Şu anki koşullar çok farklı. İran zaten İsrail ile savaşta. Dahası, ABD İran’ın en değerli varlıklarına – nükleer programına – saldırdı ve bu İran topraklarındaydı. Yine de Hamaney, misilleme yaparsa daha büyük bir yanıtı tetikleme riskini bildiğini biliyor.
Trump “daha fazla saldırı” olabileceğini öne sürdü. Bu ne anlama gelebilir?
ABD, İran’daki üst düzey liderliği vurmak için istihbarat ve yeteneğe sahip olduğunu öne sürdü. Ve herhangi bir “büyük seçenek”, büyük olasılıkla kilit personele yönelik saldırıları içerecekti. Benzer şekilde, petrol ve gaz hedeflerine saldırarak İran ekonomisini vurma planları da olabilir.
Ancak bu tür eylemler, ya küresel ekonomiye zarar verme ya da ABD’yi çatışmaya daha derin çekme riski taşıyor; “bir kerelik ve bitmiş” bir saldırıdan, bir saldırı ve yanıt döngüsüne dönüşebilir.

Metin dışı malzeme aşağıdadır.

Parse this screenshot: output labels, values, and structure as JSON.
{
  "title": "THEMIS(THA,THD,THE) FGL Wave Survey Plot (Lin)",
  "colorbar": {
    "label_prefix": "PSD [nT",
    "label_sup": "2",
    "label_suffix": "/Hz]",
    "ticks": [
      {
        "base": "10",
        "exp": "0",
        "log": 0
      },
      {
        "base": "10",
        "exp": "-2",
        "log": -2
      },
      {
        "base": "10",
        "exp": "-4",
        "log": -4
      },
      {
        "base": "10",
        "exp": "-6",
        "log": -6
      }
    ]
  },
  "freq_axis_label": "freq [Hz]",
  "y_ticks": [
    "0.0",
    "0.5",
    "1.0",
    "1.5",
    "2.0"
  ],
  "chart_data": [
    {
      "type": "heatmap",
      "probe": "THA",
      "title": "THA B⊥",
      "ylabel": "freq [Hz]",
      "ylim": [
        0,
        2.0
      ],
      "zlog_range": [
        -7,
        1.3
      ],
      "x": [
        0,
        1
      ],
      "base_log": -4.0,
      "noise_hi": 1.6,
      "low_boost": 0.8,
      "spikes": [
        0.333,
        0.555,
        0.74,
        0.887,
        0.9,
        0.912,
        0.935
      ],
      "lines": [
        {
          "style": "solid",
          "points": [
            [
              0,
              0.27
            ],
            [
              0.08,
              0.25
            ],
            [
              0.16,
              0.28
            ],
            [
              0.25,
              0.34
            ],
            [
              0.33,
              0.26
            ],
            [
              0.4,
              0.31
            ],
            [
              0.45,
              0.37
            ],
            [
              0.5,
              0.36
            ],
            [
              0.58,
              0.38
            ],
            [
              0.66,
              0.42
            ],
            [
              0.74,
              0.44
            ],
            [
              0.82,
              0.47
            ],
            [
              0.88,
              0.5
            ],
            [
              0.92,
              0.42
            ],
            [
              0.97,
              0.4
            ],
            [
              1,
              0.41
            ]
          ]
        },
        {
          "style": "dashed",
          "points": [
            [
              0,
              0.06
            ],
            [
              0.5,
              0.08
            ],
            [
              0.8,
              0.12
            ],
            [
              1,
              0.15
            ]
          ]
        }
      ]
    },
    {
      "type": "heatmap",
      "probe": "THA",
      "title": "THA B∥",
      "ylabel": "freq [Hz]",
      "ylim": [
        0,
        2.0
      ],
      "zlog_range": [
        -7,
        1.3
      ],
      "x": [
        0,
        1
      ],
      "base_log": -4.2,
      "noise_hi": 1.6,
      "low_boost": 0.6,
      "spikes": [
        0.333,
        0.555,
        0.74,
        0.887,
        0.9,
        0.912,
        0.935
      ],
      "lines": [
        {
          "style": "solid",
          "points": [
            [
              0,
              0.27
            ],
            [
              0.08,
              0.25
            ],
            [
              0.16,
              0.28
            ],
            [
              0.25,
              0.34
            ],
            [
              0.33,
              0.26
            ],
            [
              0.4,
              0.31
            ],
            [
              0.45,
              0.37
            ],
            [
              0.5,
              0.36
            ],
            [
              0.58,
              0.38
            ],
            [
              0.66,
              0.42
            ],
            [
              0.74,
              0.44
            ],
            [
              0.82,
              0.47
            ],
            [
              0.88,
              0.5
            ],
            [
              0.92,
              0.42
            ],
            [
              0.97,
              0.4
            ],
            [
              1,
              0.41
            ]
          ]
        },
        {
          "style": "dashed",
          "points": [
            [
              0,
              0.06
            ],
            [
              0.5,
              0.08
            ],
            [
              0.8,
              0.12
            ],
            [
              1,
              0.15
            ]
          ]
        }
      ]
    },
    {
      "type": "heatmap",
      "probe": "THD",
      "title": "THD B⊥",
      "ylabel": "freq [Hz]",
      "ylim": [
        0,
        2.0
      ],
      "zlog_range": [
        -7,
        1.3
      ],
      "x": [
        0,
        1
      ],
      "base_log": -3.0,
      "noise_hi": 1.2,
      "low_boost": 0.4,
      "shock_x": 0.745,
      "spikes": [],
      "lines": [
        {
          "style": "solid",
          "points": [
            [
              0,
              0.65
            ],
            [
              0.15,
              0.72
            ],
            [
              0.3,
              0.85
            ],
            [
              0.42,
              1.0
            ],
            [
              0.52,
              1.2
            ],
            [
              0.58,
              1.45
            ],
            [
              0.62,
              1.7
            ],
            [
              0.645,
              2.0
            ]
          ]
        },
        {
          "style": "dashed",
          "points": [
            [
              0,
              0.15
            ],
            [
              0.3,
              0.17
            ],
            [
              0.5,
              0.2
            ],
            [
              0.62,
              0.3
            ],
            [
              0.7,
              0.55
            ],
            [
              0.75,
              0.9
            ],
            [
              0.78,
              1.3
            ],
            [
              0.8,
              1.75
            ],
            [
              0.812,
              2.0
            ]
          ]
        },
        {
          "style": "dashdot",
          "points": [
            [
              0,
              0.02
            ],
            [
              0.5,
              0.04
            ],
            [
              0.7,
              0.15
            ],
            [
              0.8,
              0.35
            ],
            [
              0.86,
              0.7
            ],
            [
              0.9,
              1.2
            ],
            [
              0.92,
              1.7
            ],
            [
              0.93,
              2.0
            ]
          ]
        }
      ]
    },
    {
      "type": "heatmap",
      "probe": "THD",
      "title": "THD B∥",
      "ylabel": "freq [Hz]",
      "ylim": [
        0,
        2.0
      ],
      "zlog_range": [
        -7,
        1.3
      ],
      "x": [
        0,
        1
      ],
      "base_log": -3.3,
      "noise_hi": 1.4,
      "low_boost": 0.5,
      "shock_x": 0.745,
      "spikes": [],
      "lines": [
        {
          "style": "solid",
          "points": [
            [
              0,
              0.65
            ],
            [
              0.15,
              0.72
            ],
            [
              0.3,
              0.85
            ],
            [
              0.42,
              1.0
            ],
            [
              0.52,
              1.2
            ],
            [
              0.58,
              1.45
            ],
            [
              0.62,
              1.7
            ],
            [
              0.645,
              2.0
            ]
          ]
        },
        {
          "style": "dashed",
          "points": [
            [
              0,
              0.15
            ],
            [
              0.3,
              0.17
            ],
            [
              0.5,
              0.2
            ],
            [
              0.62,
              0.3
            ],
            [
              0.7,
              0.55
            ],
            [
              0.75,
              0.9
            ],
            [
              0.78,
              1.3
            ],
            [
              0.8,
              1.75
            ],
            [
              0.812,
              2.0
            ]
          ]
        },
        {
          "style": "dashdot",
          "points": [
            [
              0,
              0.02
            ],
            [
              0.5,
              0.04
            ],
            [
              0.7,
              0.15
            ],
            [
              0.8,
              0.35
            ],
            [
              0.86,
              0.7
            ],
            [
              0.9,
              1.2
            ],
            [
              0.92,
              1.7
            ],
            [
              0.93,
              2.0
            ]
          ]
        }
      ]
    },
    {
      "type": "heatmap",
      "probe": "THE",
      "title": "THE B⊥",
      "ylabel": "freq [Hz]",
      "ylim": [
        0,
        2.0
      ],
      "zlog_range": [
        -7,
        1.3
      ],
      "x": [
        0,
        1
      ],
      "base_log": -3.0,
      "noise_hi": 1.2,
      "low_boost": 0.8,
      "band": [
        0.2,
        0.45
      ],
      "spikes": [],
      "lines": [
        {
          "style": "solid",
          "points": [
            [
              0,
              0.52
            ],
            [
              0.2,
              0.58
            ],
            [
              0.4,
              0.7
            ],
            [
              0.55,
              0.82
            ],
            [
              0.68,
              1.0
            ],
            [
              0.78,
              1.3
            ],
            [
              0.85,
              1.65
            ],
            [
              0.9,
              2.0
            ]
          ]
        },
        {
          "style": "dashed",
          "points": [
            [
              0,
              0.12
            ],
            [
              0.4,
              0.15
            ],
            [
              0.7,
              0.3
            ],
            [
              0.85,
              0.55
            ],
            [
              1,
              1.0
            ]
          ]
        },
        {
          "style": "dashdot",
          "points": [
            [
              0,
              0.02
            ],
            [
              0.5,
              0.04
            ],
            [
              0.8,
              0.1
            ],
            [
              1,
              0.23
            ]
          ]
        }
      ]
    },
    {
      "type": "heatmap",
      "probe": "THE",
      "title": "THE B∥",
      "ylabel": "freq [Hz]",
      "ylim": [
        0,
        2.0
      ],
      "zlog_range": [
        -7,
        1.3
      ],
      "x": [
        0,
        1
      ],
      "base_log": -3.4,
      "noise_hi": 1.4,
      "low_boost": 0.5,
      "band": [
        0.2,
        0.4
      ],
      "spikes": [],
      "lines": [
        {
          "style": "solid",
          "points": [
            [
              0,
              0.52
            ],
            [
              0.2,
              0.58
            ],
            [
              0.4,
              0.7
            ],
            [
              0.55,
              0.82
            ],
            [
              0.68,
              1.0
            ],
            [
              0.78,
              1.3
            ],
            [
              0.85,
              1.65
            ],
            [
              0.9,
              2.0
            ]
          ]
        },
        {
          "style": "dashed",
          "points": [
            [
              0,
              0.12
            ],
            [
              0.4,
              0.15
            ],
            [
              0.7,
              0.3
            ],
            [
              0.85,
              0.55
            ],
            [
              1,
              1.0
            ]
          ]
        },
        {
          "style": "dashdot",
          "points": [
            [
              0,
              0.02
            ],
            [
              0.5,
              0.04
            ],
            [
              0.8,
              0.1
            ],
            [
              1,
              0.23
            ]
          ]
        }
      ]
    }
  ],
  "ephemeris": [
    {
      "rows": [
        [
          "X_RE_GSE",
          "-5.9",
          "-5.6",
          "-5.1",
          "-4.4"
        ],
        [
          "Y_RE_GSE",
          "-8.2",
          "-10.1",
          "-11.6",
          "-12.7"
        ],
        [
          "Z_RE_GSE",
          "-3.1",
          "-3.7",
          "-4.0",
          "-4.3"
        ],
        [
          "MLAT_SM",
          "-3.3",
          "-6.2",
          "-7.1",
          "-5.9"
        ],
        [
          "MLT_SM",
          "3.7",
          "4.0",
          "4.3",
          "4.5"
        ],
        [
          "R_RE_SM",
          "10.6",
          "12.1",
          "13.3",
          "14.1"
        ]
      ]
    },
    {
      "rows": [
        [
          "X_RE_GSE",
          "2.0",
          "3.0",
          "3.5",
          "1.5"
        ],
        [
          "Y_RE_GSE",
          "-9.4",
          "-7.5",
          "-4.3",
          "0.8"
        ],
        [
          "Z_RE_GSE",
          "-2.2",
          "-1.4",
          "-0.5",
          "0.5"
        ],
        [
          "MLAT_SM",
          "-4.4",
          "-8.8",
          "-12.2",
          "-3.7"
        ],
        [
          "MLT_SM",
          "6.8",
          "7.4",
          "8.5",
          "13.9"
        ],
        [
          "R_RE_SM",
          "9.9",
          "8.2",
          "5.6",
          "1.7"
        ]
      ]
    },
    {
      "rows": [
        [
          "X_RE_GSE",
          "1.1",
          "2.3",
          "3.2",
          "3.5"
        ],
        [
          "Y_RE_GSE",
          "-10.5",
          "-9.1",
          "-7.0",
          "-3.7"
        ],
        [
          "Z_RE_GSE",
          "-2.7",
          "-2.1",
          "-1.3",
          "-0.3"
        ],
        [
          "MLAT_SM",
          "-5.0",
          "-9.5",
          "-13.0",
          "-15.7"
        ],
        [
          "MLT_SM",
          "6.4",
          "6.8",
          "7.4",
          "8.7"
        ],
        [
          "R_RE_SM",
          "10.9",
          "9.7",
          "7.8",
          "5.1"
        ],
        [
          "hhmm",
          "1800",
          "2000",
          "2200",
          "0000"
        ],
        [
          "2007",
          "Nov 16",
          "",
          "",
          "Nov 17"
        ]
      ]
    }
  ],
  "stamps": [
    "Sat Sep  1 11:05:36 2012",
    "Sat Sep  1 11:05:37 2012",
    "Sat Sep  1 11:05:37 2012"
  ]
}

Ve bu, yönetimdeki şahinler ile Trump’ın yurt dışı savaşlara ABD’nin karışmasına karşı çıkan MAGA destekçileri arasındaki siyasi çatlakları derinleştirebilir.
Diplomasiye Dönüş İçin Bir Fırsat Var mı?
Trump, görüşmeler için “iki haftalık” penceresini kapatmadı – teorik olarak hala açık.
Peki İran masaya oturacak mı? İranlı liderler, İsrail’in saldırısı altındayken herhangi bir anlaşmayı görüşmeye istekli olmadıklarını zaten söylemişlerdi. İran Dışişleri Bakanı Arağçi, ABD saldırılarından sonra diplomasi zamanının geçtiğini belirtti.
Her halükarda şunu sormak lazım: İran masaya neyle gelebilir? Artık pek bir nükleer programları var mı? Ve eğer yoksa, neyi müzakere etmeye çalışacaklar? Trump’ın ifadelerinden birini kullanacak olursak, pek bir anlaşma yapmak için “kartlara sahip değiller” gibi görünüyor.